В архиве Карпова, переданном мне летом 2010 года его племянницей из Краснодара Алевтиной Лагута, обращает на себя внимание, в частности,  никогда не публиковавшийся большой рассказ «Туська». Так зовут главную героиню, прядильщицу ткацкой фабрики «Невская мануфактура», влюбившую в себя сразу трех братьев. Сезонные поденщики, они, как впрочем, и сама Туська, - крестьяне по происхождению, в город наезжают не от добра. Нелегко в деревне сводить концы с концами, не имея земли. В одном из братьев – Николае – угадывается сам Пимен Карпов… Читаем: «Три года для Николая не прошли даром. Он ходил уже вольнослушателем в одну из высших школ (психоневрологический институт), продолжал приобретать знания. Карьера революционера мало ему улыбалась: не хватало крепко организаторской закалки. Стихией его было слово. Топором и долотом доставал он себе насущный кусок хлеба, а в песнях служил родному степному краю, стране. Мало чем он отличался теперь от заправских поэтов-бардов. Выступал на вечерах, печатал книги, одарял богатством своим всех, кто,  как и он, изнемогал в борьбе за лучшую жизнь. Другие поэты-самородки дарили ему дружбу – зачинатели нового и небывалого. Встречались: разбойный песенник Василий Каменский, рыже-огненный лесовик, а с ним – громоподобный, рыкающий Владимир Маяковский… И еще бурлящий косоглазый Давид Бурлюк с поводырем-звездочетом, немотствующим Велимиром Хлебниковым. Эти только что приняли боевое крещение в схватках со старьем – будущники-футуристы. Поэта – рабочего приняли они в «соратники…»
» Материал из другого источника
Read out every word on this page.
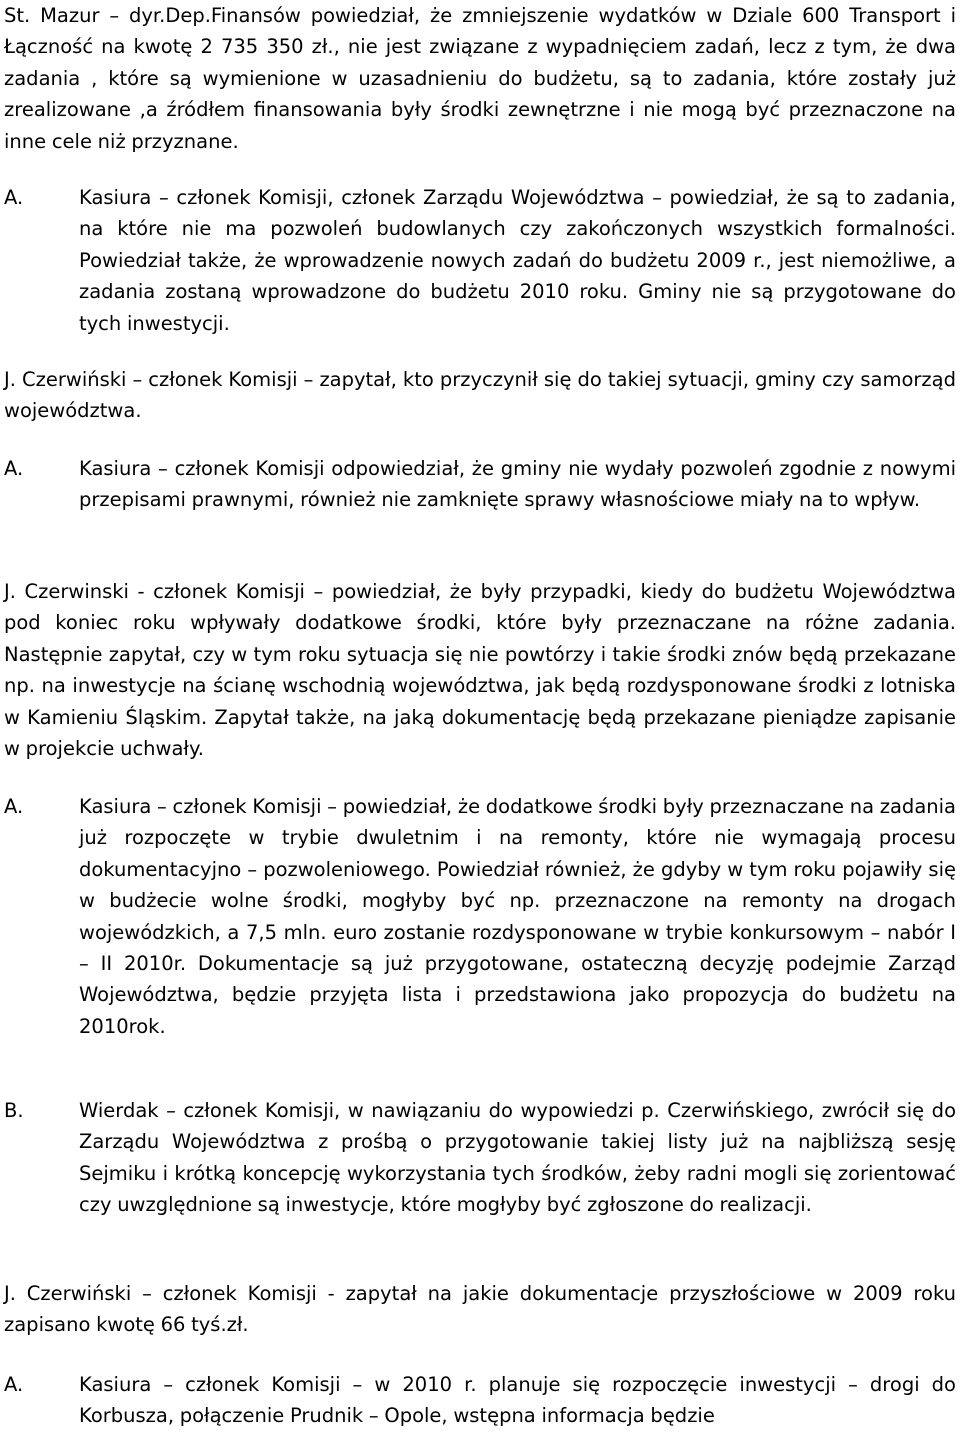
St. Mazur – dyr.Dep.Finansów powiedział, że zmniejszenie wydatków w Dziale 600 Transport i Łączność na kwotę 2 735 350 zł., nie jest związane z wypadnięciem zadań, lecz z tym, że dwa zadania , które są wymienione w uzasadnieniu do budżetu, są to zadania, które zostały już zrealizowane ,a źródłem finansowania były środki zewnętrzne i nie mogą być przeznaczone na inne cele niż przyznane.

A.	Kasiura – członek Komisji, członek Zarządu Województwa – powiedział, że są to zadania, na które nie ma pozwoleń budowlanych czy zakończonych wszystkich formalności. Powiedział także, że wprowadzenie nowych zadań do budżetu 2009 r., jest niemożliwe, a zadania zostaną wprowadzone do budżetu 2010 roku. Gminy nie są przygotowane do tych inwestycji.

J. Czerwiński – członek Komisji – zapytał, kto przyczynił się do takiej sytuacji, gminy czy samorząd województwa.

A.	Kasiura – członek Komisji odpowiedział, że gminy nie wydały pozwoleń zgodnie z nowymi przepisami prawnymi, również nie zamknięte sprawy własnościowe miały na to wpływ.

J. Czerwinski - członek Komisji – powiedział, że były przypadki, kiedy do budżetu Województwa pod koniec roku wpływały dodatkowe środki, które były przeznaczane na różne zadania. Następnie zapytał, czy w tym roku sytuacja się nie powtórzy i takie środki znów będą przekazane np. na inwestycje na ścianę wschodnią województwa, jak będą rozdysponowane środki z lotniska w Kamieniu Śląskim. Zapytał także, na jaką dokumentację będą przekazane pieniądze zapisanie w projekcie uchwały.

A.	Kasiura – członek Komisji – powiedział, że dodatkowe środki były przeznaczane na zadania już rozpoczęte w trybie dwuletnim i na remonty, które nie wymagają procesu dokumentacyjno – pozwoleniowego. Powiedział również, że gdyby w tym roku pojawiły się w budżecie wolne środki, mogłyby być np. przeznaczone na remonty na drogach wojewódzkich, a 7,5 mln. euro zostanie rozdysponowane w trybie konkursowym – nabór I – II 2010r. Dokumentacje są już przygotowane, ostateczną decyzję podejmie Zarząd Województwa, będzie przyjęta lista i przedstawiona jako propozycja do budżetu na 2010rok.
B.	Wierdak – członek Komisji, w nawiązaniu do wypowiedzi p. Czerwińskiego, zwrócił się do Zarządu Województwa z prośbą o przygotowanie takiej listy już na najbliższą sesję Sejmiku i krótką koncepcję wykorzystania tych środków, żeby radni mogli się zorientować czy uwzględnione są inwestycje, które mogłyby być zgłoszone do realizacji.

J. Czerwiński – członek Komisji - zapytał na jakie dokumentacje przyszłościowe w 2009 roku zapisano kwotę 66 tyś.zł.

A.	Kasiura – członek Komisji – w 2010 r. planuje się rozpoczęcie inwestycji – drogi do Korbusza, połączenie Prudnik – Opole, wstępna informacja będzie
Счастливым ли был петербургский период для писателя? В общем-то, да. Здесь созда-ны и напечатаны две основные его книги, много рассказов и стихов. И хотя далеко не всё, вышедшее из-под пера Пимена Ивановича тогда, было принято так, как надо, считать себя обойденным судьбой он не мог. Стоит вспомнить, какие люди, какие титаны художественной и философской мысли воздали ему похвалу в эти годы, чтобы напрочь забыть об обидах зачастую политизированных оппонентов. Конечно, как личность взыскующая Светлограда, он должен был признать, что потерпел фиаско.
Петербургский период подвел черту под отрезком жизни Пимена Карпова в полтора десятка лет. По-нашему мнению, жизни вовсе не несчастной, в некотором роде даже благопо-лучной. Уже к концу двадцатых для писателя начинается новая, если можно так выразиться, московская эпоха – эпоха, когда, перефразируя Марину Цветаеву, его не только перестали печатать, но и не давали писать. Пытались, и не без успеха, вытравить саму память об этом истинно русском литераторе.